Пролог Май 323 года до н. э. Вавилон

Пролог

Май 323 года до н. э. Вавилон

То божия судьба… то божья воля.

Еврипид. «Андромаха», строка 1203[1]

Если бы тридцатитрехлетний Александр Македонский верил в привидения, то они толпой окружили бы его в купальне дворца Навуходоносора.[2] Дворец этот стоял среди роскошных лугов и садов, настоящий рай, оазис в страшной жаре вавилонского лета. Признаки подступающей трагедии, по словам Плутарха, предзнаменование неведомого ужаса, беспричинный страх поселились в сердце Александра с тех самых пор, как он приехал в Вавилон. Прорицатели, предсказатели судьбы, в великом множестве собравшиеся во дворце, наверняка поведали ему историю о том, как вавилонский царь Валтасар своими глазами увидел ужасное предначертание будущего (в буквальном смысле этого слова) – собственной смерти и развала созданной им империи. Во время большого пиршества, устроенного Валтасаром для тысячи вельмож, «вышли персты руки человеческой и писали против лампады на извести стены чертога царского, и царь видел кисть руки, которая писала».[3] «И вот что начертано: МЕНЕ, МЕНЕ, ТЕКЕЛ, УПАРСИН. Вот – и значение слов: МЕНЕ – исчислил Бог царство твое и положил конец ему; ТЕКЕЛ – ты взвешен на весах и найден очень легким; ПЕРЕС – разделено царство твое и дано Мидянам и Персам».[4]

Во время веселого пира у Александра началась лихорадка, она продолжалась и на следующий день. Накануне он принес богам щедрую жертву и вместе с друзьями чествовал командующего флотом Неарха, вернувшегося из опасного похода в Индию. В планах Неарха был поход к берегам Аравийского полуострова. Александр ушел с пира, поддавшись настойчивым уговорам старого друга – Мидия из Лариссы. Мидий родился в Фессалии, отличался веселым нравом, умел польстить и всегда был готов присоединиться к веселой попойке в кругу приближенных друзей царя. Как свидетельствуют документы, болезнь Александра не остановила: вместе с Мидием он отправился на вторую пирушку. Лихорадка усилилась, и Александр переместился в императорскую купальню. Там улегся на берегу большого бассейна в надежде, что жар ослабеет. Неизвестно, взял ли тогда он с собой любимую книгу, «Илиаду», которую с детских лет держал при себе и знал почти наизусть: на ночь он клал ее под подушку вместе с кинжалом. Книга эта, исправленная Аристотелем, была для него такой ценностью, что он хранил ее в красивой шкатулке, которую в качестве трофея захватил из сокровищницы Дария, персидского царя царей. Александр сумел одержать победу над Дарием в битве при Гавгамелах за восемь лет до описываемых событий.
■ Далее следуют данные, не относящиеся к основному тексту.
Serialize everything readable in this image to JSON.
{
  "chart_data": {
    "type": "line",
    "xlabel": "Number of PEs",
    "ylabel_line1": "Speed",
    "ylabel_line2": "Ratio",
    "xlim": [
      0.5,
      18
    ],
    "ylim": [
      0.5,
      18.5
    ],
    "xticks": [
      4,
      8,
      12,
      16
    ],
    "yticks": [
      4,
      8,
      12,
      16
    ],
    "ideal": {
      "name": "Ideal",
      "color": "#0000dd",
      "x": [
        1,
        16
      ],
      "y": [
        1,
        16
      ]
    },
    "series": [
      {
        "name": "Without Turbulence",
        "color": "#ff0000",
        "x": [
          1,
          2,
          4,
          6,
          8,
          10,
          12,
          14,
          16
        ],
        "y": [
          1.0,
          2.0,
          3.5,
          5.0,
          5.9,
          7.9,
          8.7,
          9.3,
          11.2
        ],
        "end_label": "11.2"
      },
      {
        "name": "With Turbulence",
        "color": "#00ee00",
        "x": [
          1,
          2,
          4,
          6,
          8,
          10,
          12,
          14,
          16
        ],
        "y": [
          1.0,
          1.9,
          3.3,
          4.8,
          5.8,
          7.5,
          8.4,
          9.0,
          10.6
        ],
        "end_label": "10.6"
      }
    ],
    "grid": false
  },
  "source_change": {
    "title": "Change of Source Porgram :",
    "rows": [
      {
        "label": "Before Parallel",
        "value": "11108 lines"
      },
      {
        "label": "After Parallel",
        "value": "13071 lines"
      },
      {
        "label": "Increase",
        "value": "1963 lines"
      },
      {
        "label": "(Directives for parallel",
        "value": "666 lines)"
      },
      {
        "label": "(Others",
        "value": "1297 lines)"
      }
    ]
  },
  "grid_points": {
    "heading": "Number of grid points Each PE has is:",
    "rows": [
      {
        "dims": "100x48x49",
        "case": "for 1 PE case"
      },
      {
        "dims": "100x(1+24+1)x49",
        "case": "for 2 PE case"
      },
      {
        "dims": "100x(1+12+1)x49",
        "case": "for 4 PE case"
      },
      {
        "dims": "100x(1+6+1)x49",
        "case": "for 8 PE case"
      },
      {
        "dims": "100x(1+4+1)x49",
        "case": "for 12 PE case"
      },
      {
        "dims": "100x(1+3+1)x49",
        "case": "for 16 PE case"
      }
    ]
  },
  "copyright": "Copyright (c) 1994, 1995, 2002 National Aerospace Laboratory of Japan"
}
Александр полагал себя воином, равным описанным Гомером героям, вторым Ахиллом, которого считал своим предком по линии матери – Олимпиады из Эпира, пылкой молосски. Происходила она от Неоптолема, сына Ахилла, и его жены Андромахи, вдовы Гектора, плененной после падения Трои. Александр, как и все его современники, не сомневался в достоверности своей родословной. «Илиада» вдохновляла Александра: описанное Гомером сражение являлось в его глазах воплощением подлинной войны, а Ахилл – «самый грозный средь мужей» – идеалом, к которому он стремился. Только в «царстве Аида», приняв смерть от руки Париса и изведав скуку вечности, начинает Ахилл сомневаться в правильности принятого им решения и узнает, каково «быть царем мертвых». Речь об этом идет уже не в «Илиаде», а в «Одиссее», когда преисподнюю посещает Улисс.
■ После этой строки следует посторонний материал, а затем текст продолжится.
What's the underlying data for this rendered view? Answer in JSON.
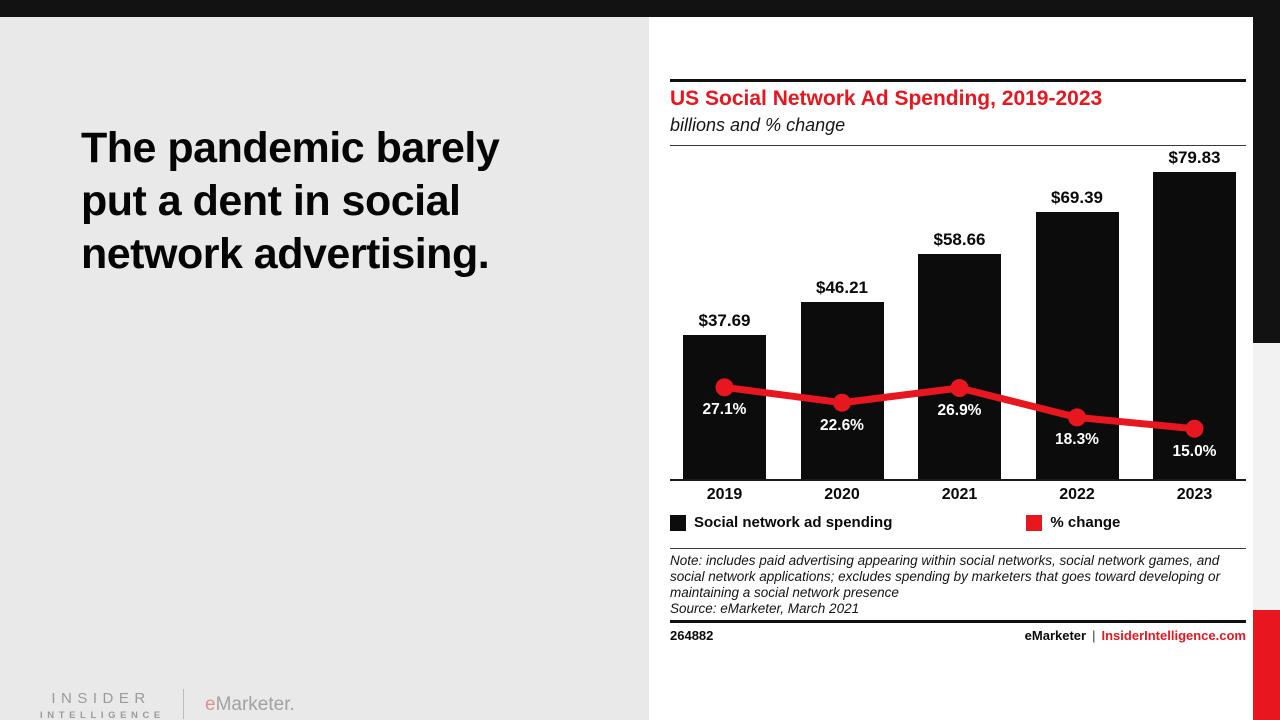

Страдая от приступов лихорадки, Александр Македонский размышлял, должно быть, о «своих бессмертных устремлениях». Вспоминал предупреждение из «Илиады»: «Но приближается день твой последний» а может, и другие строки: «Должен он… от немощи тяжкой в оконечности в отеческом доме скончаться».[5] Александр, новоявленный Ахилл, и в самом деле серьезно заболел. Болезнь его развивалась так же, как и у друга Гефестиона, который сыграл в жизни Александра роль Патрокла. Гефестион умер годом раньше, в 324-м, в Экбатанах, столице Мидии, что в Северной Персии. Умер, несмотря на все молитвы и жертвоприношения Александра (см. гл. 7). Нравилось ли Гефестиону, как и Патроклу в «Илиаде», являться к своему царю из загробного мира? Напоминал ли он Александру о днях юности, что провели они вместе в роще, посвященной нимфам, возле Миезы, расположенной к югу от Пеллы, новой столицы Македонии? То было время приготовлений, Александр впервые тогда ощутил в себе те самые «бессмертные устремления» – pothos – глубокое, непоколебимое желание стать таким, каким был его герой Ахилл.